Members of the foreign policy establishment have said since the beginning that our tactics are counterproductive. All the same, we keep doing what we have been. As H.L. Mencken predicted, a Clancy-reading public finally elected a President and a coterie of morons—Bannon, Gorka, Miller—who think that Executive Orders is a future history book. But an administration that’s getting deeper into Yemen, getting into breaking off the Iran deal, backing Israel’s expanding settlements, and placing systematic legal restrictions on Muslims, is an administration that’s looking for trouble.

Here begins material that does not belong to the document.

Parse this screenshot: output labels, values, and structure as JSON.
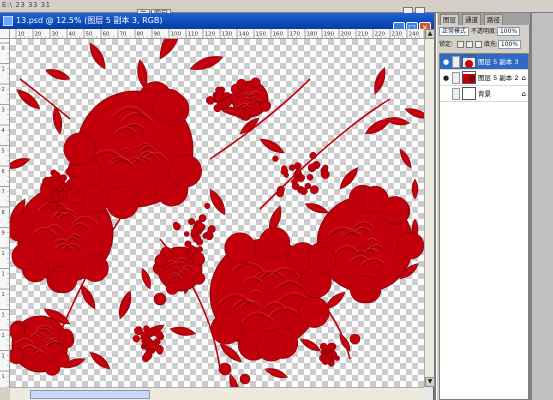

We’re always interested in the short, simple answers, and often enough those are the violent ones. In the tale we tell ourselves, we’re St. George, and terrorism is the dragon, because if it’s not that easy or Manichean, if what we need to be doing is talking and listening rather than slaying, what’re all the arms and armor for? They appeal not because or not just because people are dumb or lazy but because it makes use of our technological prowess, our industrial and military might, and in a twisted way, our perennial optimism.  But men and women only take that steepest of leaps into terror in response to the thorniest, least tractable problems in the world, ones which have never and which will never be resolved at the end of a rifle barrel, no matter how advanced.